For much of my life, I think I’ve used these two words as a cautionary reminder, to prevent me from taking too many chances.
What if…I make a fool of myself?
What if…I fail?
What if…they don’t like me?
What if…I get hurt?
What if…I hurt someone else?
What if…what if…what if…
Last year sometime, I decided I was tired of letting the what ifs in life hold me back. Here are just a few that I flipped on their ends.
What if I send my book out and no one likes it?
This is a very real fear for all writers, especially starting out. And here’s the thing. There is A LOT of rejection in the world of publishing. I was rejected. Again and again. It took four novels written and three queried before I got my yes. But if I’d let the what ifs get to me, prevent me from even trying, I wouldn’t be where I am. I wouldn’t know half of the awesome people I know. “I love my rejection slips. They show me I try.” – Sylvia Plath
What if I get involved in a new church and it turns out just like my past?

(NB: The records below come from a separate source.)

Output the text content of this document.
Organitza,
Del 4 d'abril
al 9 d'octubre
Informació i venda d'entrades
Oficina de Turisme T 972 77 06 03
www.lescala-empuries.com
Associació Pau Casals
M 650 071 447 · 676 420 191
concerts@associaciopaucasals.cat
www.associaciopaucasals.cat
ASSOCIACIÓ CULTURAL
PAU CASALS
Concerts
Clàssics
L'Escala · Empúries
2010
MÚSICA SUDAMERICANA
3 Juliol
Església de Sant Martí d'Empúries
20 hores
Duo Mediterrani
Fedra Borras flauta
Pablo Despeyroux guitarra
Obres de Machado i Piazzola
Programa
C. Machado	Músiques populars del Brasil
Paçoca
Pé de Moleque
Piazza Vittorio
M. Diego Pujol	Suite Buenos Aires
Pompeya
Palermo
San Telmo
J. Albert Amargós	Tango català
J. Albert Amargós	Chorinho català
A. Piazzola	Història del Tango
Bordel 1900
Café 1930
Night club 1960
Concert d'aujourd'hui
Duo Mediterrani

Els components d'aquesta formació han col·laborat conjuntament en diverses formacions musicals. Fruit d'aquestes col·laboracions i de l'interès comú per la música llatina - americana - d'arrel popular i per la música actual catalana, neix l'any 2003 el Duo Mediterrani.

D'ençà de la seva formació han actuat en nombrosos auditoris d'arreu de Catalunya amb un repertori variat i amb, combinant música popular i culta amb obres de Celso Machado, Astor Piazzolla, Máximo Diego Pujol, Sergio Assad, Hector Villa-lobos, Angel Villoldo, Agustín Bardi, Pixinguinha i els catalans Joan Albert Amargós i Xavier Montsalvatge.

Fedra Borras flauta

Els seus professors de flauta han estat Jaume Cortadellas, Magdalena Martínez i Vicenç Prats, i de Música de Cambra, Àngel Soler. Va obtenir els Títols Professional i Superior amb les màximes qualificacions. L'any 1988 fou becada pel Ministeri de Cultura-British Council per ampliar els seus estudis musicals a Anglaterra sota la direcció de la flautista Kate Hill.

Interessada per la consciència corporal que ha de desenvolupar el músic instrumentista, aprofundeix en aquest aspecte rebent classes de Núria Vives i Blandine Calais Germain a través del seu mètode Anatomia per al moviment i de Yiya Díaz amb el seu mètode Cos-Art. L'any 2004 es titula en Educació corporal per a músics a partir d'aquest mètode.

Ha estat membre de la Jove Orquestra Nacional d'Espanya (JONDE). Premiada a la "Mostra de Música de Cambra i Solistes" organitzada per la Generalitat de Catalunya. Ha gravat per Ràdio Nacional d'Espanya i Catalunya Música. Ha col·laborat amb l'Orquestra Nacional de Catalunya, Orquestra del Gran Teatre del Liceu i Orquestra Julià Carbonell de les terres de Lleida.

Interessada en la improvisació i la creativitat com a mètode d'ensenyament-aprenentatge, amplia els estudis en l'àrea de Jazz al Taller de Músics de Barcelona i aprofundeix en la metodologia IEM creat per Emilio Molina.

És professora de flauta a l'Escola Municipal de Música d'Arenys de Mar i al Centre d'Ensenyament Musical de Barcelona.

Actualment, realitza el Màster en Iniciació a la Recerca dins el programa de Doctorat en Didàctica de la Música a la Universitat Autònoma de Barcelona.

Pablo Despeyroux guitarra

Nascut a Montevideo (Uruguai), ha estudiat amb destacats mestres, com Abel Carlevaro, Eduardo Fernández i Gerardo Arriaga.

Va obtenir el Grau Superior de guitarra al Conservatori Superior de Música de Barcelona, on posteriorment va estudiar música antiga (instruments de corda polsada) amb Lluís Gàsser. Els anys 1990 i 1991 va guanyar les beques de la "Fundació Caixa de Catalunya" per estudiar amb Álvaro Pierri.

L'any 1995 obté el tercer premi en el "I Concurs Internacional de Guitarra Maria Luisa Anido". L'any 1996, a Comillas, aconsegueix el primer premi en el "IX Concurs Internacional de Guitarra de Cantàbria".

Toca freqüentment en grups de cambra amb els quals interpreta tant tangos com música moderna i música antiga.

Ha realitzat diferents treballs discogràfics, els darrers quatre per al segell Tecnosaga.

This was a tough one. I have written about some of the struggles I’ve had in past churches. Each time I opened up, started to trust, it seemed like the rug was pulled out from under me. Despite that, I took a leap and not only started attending worship regularly again, but got involved in the church. So far, so good. I’ve met some amazing people, and my faith is a bigger part of my life than it’s been in a long time.
What if I buy a house and meet someone?
This seems like kind of a silly one, but it’s something that held me back for a while. I didn’t want to make a commitment to be a homeowner when my future seemed uncertain. How did I know I would stay here? What if I met the man of my dreams and we wanted to buy a house together? Buying this house has been one of the best decisions I’ve made. If I have to relocate or Prince Charming finally shows up with my glass slipper, I can deal with it when it happens. Until then, I am so delighted I took the plunge.
What if I’m never ready?
Ready for what? Anything. Ever get that feeling like you’re just playing at being an adult? Like…all the time? This one has kept me from many things in the past. I almost didn’t apply to be a supervisor, which is a job I love now. I have stepped outside of myself and my insecurities, taking charge of things I never would have in the past, standing up for myself in ways I never though possible.
What if I’m alone forever?
This one I’m still working on. I love the movie Under the Tuscan Sun. At the beginning of the movie, when she first moves to Italy, she talks about how she wants a wedding at her house, and children. Near the end, her friend points out to her that she got those things, just not in the way she expected. She hosted a wedding for a young couple she helped be together, and her best friend came and lived with her and had a baby. Why does this matter? Because in order to conquer this what if, I need to change the way I expect things to look in my life. Find the ways that God has answered my prayers in unique ways. And I am always able to find those examples, if only I take the time to look.
Eventually the what ifs can turn to statements of hope.
What if…the meeting goes really well?
What if…the chance I took pays off?
What if…they don’t reject me?
What if…Prince Charming is real?
What if…my dreams can come true?
What if…what if…what if…
What what ifs are holding you back? How can you flip them into something magical?